Campas, who had never fought in California, failed his test in San Diego on Jan. 14. Then he failed a second time, in a longer follow-up test.

“They told us he flunked miserably, both times,” said Dan Goossen, promoter of the Reseda card. “So we were left scrambling, the day before our show.”

Everyone concerned, it seemed, was upset, among them Ferdie Pacheco, who was describing the card on the Spanish Univision network. Portions of the exam were shown on the telecast. Pacheco, a medical doctor, criticized the tests on the air, and later during a phone interview.

“Campas should consider suing the California commission for medical malpractice,” he said during the interview.

“That test is an outrage. How can you possibly tell if this kid, with very little schooling, has brain damage from a test given to him by a doctor using an interpreter?”

Advertisement

Campas’ manager, Guillermo Millan, said Campas dropped out of school before reaching high school.

Roughly the same situation nearly cost the Forum a world title fight two years ago when bantamweight champion Raul Perez of Tijuana had to take the test three times before he passed it--hours before he fought.

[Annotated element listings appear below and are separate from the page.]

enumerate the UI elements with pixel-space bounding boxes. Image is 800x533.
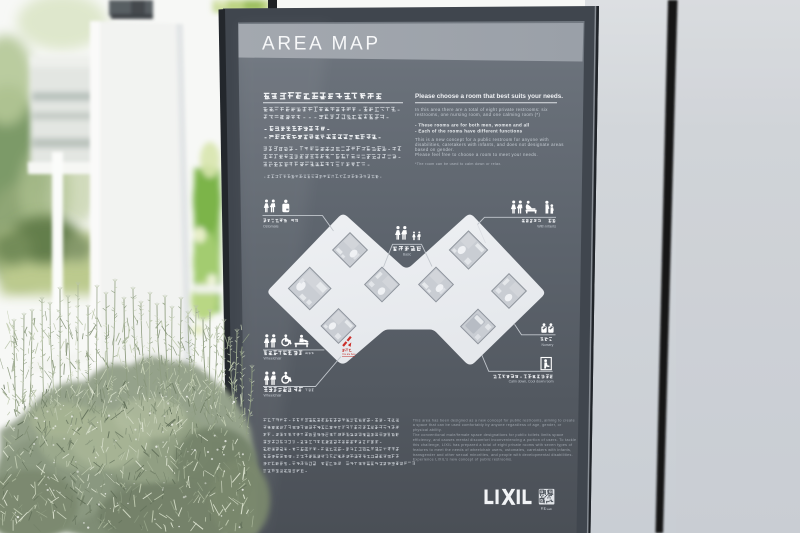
svg-text:efficiency, and causes mental: efficiency, and causes mental discomfort… bbox=[413, 438, 577, 442]
svg-text:Wheelchair: Wheelchair bbox=[264, 393, 283, 397]
svg-text:transgender and other sexual m: transgender and other sexual minorities,… bbox=[413, 453, 573, 457]
svg-text:Wheelchair: Wheelchair bbox=[264, 357, 283, 361]
svg-text:Please feel free to choose a r: Please feel free to choose a room to mee… bbox=[415, 152, 538, 157]
svg-text:restrooms, one nursing room, a: restrooms, one nursing room, and one cal… bbox=[415, 112, 540, 117]
svg-text:Please choose a room that best: Please choose a room that best suits you… bbox=[415, 93, 563, 100]
svg-text:features to meet the needs of: features to meet the needs of wheelchair… bbox=[413, 448, 572, 452]
svg-text:The conventional male/female s: The conventional male/female space desig… bbox=[413, 433, 564, 437]
svg-text:With infants: With infants bbox=[537, 225, 556, 229]
svg-text:Basic: Basic bbox=[403, 253, 412, 257]
svg-text:AREA MAP: AREA MAP bbox=[262, 34, 381, 55]
svg-text:You are here: You are here bbox=[342, 353, 356, 356]
svg-text:*The room can be used to calm: *The room can be used to calm down or re… bbox=[415, 162, 502, 166]
svg-text:- These rooms are for both men: - These rooms are for both men, women an… bbox=[415, 123, 530, 128]
svg-text:Nursery: Nursery bbox=[542, 343, 554, 347]
svg-text:web: web bbox=[547, 507, 553, 511]
svg-text:Experience LIXIL's new concept: Experience LIXIL's new concept of public… bbox=[413, 458, 513, 462]
svg-text:physical ability.: physical ability. bbox=[413, 428, 442, 432]
svg-text:Ostomate: Ostomate bbox=[263, 224, 279, 228]
svg-text:This area has been designed as: This area has been designed as a new con… bbox=[413, 418, 575, 422]
svg-text:this challenge, LIXIL has prep: this challenge, LIXIL has prepared a tot… bbox=[413, 443, 573, 447]
svg-text:a space that can be used comfo: a space that can be used comfortably by … bbox=[413, 423, 562, 427]
svg-text:Calm down, Cool down room: Calm down, Cool down room bbox=[509, 380, 554, 384]
svg-text:- Each of the rooms have diffe: - Each of the rooms have different funct… bbox=[415, 128, 523, 133]
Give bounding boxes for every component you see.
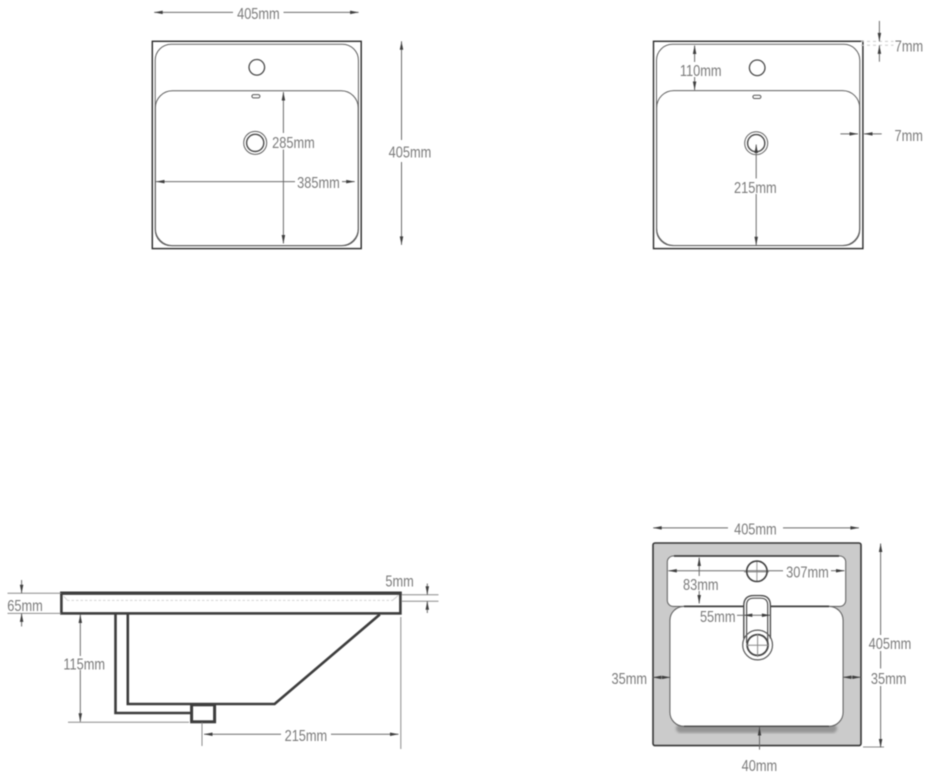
svg-text:285mm: 285mm bbox=[272, 135, 315, 153]
svg-text:110mm: 110mm bbox=[680, 63, 722, 81]
svg-text:385mm: 385mm bbox=[297, 175, 340, 193]
svg-text:83mm: 83mm bbox=[683, 577, 719, 595]
svg-text:405mm: 405mm bbox=[734, 521, 777, 539]
svg-text:115mm: 115mm bbox=[63, 656, 105, 674]
svg-text:7mm: 7mm bbox=[894, 128, 922, 146]
svg-text:55mm: 55mm bbox=[700, 609, 736, 627]
svg-text:35mm: 35mm bbox=[871, 671, 907, 689]
svg-text:215mm: 215mm bbox=[734, 180, 777, 198]
svg-text:215mm: 215mm bbox=[285, 728, 328, 746]
svg-text:307mm: 307mm bbox=[786, 564, 829, 582]
svg-text:5mm: 5mm bbox=[385, 573, 413, 591]
svg-text:405mm: 405mm bbox=[389, 144, 432, 162]
svg-text:7mm: 7mm bbox=[895, 38, 923, 56]
svg-text:65mm: 65mm bbox=[7, 598, 43, 616]
svg-text:35mm: 35mm bbox=[612, 671, 648, 689]
svg-text:40mm: 40mm bbox=[742, 758, 778, 776]
svg-text:405mm: 405mm bbox=[869, 636, 912, 654]
svg-text:405mm: 405mm bbox=[237, 6, 280, 24]
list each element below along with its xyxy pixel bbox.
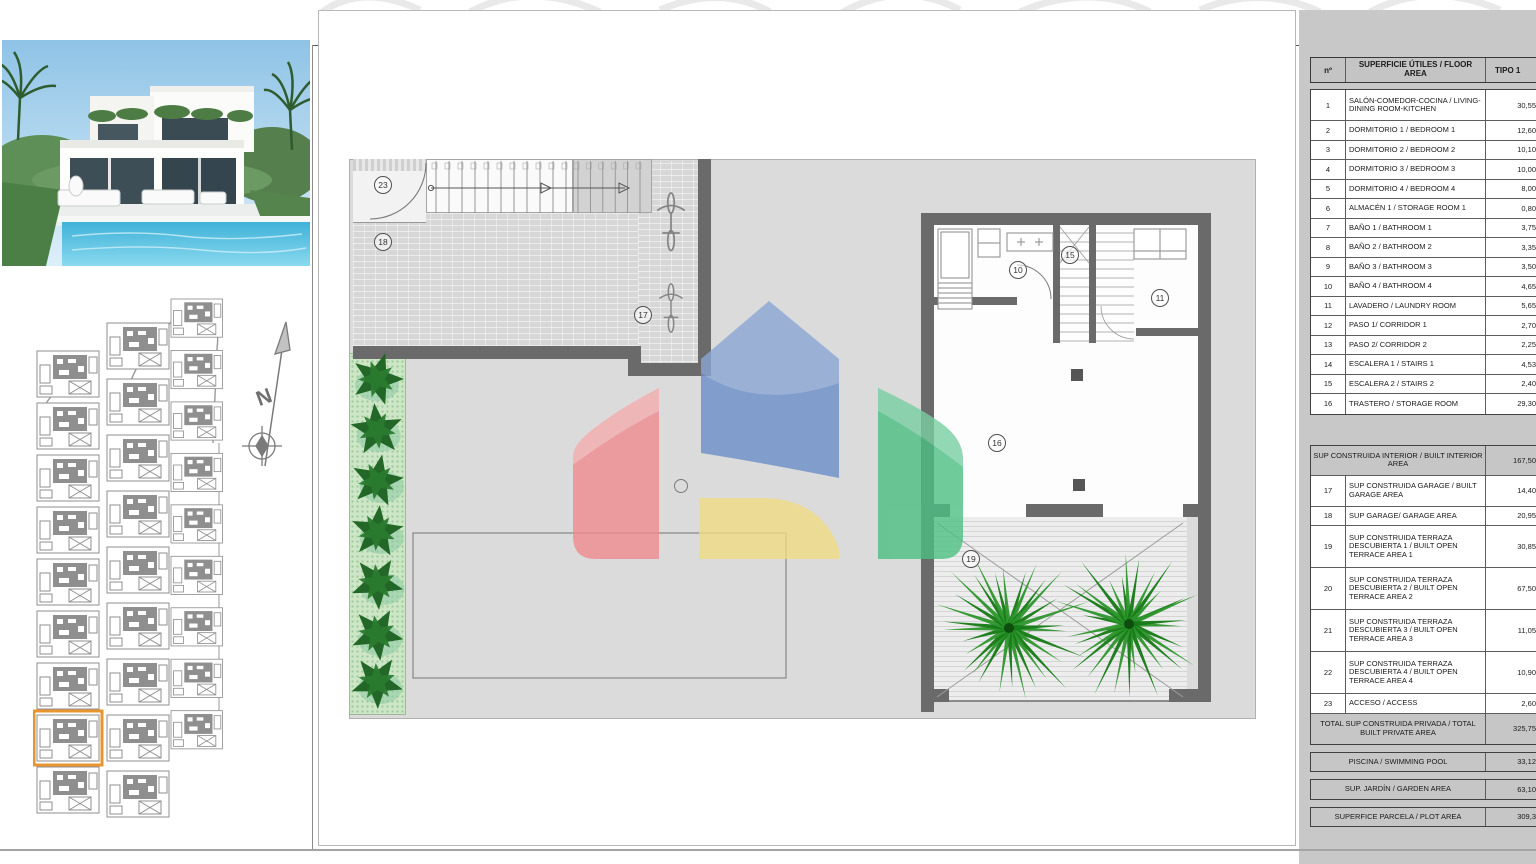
row-label: PASO 1/ CORRIDOR 1 <box>1346 316 1486 335</box>
wall <box>1053 225 1060 343</box>
row-value: 3,35 <box>1486 238 1536 257</box>
row-value: 30,85 <box>1486 526 1536 567</box>
marker-23: 23 <box>374 176 392 194</box>
header-area: SUPERFICIE ÚTILES / FLOOR AREA <box>1346 58 1486 82</box>
row-num: 21 <box>1311 610 1346 651</box>
marker-15: 15 <box>1061 246 1079 264</box>
table-row: 4DORMITORIO 3 / BEDROOM 310,00 <box>1311 160 1536 180</box>
table-row: 17SUP CONSTRUIDA GARAGE / BUILT GARAGE A… <box>1311 476 1536 507</box>
row-value: 10,00 <box>1486 160 1536 179</box>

Complaints about California’s tests didn’t go unnoticed by the Nevada Athletic Commission, whose legal counsel feared a liability problem with boxers who had failed the California test being licensed in Nevada.

Nevada asked a team of neurologists, including the chief neurology resident at Ohio State University’s School of Medicine, to study the California test.

The team determined that the test was not valid for detecting boxing-related cerebral injuries. The team’s report said that nine boxers who had failed the California exam were given “standard” neurological exams in Nevada and that all passed.

Further, the Nevada study said, the California exam was given to 15 non-boxers and 10 failed.

Advertisement

Now, according to Richard DeCuir, the California commission’s new executive officer, criticism of the tests is being dealt with.

“We’re testing three different groups with the test, people of varying cultural and educational backgrounds, and both English-speaking and non-English-speaking people,” DeCuir said.

“We’re concerned about the criticisms, and we want to look at them. “

Said Bill Eastman, new chairman of the Athletic Commission: “I have a lot of questions about the neuros, and the cultural-bias issue is the most significant question I have.”

The commission has a pending legal problem with the tests as well. Dio Colome, a Dominican who was once a main-event fighter here, failed the test in 1988, was denied a license, then sued the commission for denying him a right to earn a living.

The trial is scheduled to begin in April.

Boxing Notes

The amateur boxer who died recently in Phoenix had competed in his first boxing match. Ramon Gomez, 19, of Chandler, Ariz., died of bleeding of the brain, an autopsy concluded. Gomez collapsed near the end of the third round and died at a Phoenix hospital after surgery. A USA Boxing spokesman said Gomez’s death was the federation’s first boxing-related fatality since 1989. He also said there are about 12,000 USA Boxing bouts each year.